Pfizer is proud of the significant impact that our vaccine and our partnerships with many humanitarian organizations have had on public health across the globe. Only by putting the needs of refugees at the center, can we all work collaboratively to help prevent disease in some of the world’s most vulnerable populations.

Susan Silbermann
President and General Manager, Pfizer Vaccines

Additionally, Pfizer donates a variety of products to assist with humanitarian emergencies, including essential health and over-the-counter (OTC) medicines. For example, in response to Hurricane Matthew in Haiti, Pfizer donated antibiotics and sterile injectable medicines to various NGOs providing near-immediate health care to affected populations.

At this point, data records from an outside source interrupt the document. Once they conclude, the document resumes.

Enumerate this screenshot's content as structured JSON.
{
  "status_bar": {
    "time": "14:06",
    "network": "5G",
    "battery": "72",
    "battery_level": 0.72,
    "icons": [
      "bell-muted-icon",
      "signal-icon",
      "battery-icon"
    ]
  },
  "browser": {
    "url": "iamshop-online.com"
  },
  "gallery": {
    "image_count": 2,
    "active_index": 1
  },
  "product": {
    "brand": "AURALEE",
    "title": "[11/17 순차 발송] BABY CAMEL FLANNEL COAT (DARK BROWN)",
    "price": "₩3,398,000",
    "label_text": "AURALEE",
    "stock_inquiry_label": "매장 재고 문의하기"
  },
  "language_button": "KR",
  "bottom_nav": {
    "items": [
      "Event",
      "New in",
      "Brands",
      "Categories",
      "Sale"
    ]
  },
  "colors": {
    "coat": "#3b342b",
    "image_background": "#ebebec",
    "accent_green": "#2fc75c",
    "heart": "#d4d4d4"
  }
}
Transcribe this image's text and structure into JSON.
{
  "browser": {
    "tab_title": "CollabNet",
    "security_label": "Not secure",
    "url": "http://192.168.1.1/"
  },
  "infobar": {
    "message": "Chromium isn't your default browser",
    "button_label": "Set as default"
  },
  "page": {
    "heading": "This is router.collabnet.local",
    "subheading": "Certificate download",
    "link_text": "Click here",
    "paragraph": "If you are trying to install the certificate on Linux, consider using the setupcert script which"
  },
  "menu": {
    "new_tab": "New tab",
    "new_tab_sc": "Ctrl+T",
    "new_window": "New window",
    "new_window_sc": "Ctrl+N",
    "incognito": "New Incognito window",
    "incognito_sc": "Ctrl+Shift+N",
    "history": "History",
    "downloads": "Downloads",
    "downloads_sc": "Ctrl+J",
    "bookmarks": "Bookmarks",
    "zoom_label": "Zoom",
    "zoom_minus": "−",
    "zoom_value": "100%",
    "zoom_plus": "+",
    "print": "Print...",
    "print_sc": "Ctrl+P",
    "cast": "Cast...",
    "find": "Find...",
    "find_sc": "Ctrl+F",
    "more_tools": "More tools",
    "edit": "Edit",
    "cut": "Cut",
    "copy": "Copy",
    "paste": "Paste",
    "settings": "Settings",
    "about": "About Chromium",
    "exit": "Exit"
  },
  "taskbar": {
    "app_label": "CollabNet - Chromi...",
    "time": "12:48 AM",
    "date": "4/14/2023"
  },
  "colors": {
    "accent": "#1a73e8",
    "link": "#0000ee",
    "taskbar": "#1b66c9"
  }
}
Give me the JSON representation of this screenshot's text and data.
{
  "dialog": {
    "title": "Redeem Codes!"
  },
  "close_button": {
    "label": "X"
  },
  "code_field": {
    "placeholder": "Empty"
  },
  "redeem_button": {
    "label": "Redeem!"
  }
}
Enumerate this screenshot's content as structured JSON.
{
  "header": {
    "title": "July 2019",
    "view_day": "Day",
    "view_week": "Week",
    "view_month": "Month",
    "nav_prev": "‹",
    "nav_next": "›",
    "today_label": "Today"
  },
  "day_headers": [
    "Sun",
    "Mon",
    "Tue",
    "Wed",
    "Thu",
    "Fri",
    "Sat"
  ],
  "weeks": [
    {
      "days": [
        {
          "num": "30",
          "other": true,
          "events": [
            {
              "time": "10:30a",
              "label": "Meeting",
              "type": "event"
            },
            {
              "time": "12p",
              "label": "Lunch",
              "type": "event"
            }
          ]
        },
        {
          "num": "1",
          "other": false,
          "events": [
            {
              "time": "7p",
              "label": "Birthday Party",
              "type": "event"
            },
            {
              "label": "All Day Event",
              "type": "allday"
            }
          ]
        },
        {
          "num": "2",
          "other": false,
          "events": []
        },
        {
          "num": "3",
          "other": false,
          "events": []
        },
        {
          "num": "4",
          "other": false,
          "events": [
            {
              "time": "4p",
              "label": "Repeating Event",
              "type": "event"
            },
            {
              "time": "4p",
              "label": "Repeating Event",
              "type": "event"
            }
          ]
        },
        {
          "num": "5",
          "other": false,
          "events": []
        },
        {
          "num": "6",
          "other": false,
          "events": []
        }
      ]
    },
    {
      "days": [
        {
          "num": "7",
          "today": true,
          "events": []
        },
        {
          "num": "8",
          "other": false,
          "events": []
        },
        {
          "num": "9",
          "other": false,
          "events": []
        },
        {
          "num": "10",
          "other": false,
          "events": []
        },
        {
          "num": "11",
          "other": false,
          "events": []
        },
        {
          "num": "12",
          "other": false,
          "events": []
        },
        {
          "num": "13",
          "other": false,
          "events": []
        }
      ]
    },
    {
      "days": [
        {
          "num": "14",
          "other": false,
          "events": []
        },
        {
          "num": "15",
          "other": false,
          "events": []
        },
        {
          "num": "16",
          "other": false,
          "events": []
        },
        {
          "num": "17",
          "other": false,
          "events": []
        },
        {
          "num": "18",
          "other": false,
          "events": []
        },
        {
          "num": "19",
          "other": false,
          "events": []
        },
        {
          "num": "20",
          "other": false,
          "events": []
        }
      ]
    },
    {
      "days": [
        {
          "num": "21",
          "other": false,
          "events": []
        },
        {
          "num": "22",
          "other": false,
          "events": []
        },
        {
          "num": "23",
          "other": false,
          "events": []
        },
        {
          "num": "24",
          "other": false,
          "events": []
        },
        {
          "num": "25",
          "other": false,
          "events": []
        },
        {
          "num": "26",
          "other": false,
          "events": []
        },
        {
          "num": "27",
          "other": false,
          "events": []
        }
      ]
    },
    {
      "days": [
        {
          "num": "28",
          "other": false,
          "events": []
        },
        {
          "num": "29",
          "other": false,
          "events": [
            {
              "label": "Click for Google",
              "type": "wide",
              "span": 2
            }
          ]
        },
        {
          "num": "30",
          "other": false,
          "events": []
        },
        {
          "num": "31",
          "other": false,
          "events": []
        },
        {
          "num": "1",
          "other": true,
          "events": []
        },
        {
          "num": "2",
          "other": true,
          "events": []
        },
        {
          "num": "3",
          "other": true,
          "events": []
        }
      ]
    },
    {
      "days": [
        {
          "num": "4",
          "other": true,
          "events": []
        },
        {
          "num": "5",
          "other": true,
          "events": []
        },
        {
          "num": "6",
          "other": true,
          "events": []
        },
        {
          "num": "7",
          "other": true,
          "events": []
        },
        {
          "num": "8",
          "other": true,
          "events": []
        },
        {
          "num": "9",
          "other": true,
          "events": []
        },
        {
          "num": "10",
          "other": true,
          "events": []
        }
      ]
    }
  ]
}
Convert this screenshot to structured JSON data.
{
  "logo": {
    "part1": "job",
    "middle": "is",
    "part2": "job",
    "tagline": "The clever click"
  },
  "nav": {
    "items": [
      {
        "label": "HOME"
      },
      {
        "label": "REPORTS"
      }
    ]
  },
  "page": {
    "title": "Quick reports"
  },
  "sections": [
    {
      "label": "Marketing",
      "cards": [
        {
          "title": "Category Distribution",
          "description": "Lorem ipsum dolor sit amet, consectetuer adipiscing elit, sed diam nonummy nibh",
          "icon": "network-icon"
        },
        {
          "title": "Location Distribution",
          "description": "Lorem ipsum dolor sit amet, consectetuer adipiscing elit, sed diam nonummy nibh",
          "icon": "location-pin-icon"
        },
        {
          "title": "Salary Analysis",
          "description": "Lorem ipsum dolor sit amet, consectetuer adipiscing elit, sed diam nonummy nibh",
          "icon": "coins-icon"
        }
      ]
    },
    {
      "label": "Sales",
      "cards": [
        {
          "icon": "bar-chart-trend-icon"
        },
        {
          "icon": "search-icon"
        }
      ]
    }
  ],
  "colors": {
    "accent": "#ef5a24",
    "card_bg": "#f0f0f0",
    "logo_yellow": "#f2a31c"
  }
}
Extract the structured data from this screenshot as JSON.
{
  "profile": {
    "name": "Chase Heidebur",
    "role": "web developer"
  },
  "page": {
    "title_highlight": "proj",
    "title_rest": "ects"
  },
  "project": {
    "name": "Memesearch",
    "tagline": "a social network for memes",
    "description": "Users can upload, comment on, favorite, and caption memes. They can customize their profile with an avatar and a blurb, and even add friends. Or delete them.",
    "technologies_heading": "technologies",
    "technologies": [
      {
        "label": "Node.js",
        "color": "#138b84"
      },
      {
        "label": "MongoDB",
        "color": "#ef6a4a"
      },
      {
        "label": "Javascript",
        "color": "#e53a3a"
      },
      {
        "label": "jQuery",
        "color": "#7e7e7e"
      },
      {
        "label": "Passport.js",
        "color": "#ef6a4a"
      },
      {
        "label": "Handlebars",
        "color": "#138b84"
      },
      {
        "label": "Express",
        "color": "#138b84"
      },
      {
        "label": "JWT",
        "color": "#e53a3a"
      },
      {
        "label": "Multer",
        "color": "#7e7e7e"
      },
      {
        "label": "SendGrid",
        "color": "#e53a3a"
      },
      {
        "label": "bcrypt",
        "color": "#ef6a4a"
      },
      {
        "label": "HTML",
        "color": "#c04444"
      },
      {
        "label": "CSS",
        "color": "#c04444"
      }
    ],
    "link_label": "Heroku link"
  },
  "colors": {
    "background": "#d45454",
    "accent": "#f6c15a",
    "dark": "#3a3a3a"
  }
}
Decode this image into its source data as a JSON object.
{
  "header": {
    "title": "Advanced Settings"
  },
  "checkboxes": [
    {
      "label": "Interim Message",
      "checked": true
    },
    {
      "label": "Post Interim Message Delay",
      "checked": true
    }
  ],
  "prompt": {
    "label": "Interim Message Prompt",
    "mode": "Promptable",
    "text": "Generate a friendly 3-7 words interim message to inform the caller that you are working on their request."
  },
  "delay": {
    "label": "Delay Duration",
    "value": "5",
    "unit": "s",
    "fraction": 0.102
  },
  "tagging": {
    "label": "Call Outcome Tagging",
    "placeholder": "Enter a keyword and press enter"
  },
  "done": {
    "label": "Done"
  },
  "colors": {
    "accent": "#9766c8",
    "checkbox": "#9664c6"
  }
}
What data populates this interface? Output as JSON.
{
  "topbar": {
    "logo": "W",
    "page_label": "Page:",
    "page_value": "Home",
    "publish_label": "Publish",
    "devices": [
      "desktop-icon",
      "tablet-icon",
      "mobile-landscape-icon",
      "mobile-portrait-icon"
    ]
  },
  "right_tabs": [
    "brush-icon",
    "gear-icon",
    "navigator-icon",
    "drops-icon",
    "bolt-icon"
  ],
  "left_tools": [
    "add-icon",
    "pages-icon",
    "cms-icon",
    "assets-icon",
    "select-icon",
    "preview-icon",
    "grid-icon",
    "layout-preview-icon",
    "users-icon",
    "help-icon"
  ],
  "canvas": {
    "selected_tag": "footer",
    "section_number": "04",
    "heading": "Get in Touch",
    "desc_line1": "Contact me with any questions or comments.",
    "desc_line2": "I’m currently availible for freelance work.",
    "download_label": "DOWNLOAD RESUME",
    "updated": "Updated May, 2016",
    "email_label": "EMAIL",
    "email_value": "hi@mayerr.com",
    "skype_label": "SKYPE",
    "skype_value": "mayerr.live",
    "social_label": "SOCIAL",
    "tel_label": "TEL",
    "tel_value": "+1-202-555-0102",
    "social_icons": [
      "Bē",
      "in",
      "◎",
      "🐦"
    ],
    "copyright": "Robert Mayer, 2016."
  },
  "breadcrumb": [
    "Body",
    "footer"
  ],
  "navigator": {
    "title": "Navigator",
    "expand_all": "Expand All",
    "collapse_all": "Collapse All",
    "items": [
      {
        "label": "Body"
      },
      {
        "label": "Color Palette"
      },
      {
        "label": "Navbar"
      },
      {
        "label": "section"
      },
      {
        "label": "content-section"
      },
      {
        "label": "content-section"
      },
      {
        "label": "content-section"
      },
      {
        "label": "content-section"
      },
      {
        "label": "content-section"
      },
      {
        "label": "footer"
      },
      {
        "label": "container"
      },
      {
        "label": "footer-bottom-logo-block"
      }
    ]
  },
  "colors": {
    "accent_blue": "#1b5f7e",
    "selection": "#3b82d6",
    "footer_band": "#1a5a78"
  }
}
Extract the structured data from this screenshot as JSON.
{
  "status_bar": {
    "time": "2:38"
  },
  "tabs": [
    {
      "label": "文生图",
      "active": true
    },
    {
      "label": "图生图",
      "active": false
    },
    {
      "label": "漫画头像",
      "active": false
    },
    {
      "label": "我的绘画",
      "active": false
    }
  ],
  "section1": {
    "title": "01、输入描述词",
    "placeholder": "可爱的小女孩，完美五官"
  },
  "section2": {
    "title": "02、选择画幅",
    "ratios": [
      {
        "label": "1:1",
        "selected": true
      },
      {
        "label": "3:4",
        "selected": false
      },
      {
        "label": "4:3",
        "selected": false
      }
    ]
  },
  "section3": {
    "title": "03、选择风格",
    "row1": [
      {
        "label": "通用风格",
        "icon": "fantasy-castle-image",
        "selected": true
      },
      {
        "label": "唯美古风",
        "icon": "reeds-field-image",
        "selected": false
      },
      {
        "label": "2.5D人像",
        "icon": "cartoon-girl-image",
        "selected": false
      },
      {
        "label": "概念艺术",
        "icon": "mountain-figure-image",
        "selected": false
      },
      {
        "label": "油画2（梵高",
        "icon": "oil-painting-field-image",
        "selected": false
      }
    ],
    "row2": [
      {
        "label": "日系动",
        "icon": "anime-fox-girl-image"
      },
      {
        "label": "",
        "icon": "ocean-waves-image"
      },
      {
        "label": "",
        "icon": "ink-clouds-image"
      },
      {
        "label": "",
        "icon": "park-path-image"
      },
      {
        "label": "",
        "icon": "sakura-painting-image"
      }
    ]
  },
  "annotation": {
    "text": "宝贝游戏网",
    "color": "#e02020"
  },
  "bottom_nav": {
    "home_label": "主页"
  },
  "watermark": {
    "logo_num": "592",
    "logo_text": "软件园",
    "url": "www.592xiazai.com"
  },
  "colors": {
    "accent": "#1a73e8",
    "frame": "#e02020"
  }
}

Through our work with Gavi, the Vaccine Alliance, we have pledged to supply 740 million doses of one of our critical vaccines through 2025 to infants at an affordable price in the world’s poorest countries with a significant burden of disease. These types of partnerships help Pfizer speed access to lifesaving medicines and critical vaccines to communities most in need.

* The Pfizer Foundation is a charitable organization established by Pfizer Inc. It is a separate legal entity from Pfizer Inc. with distinct legal restrictions.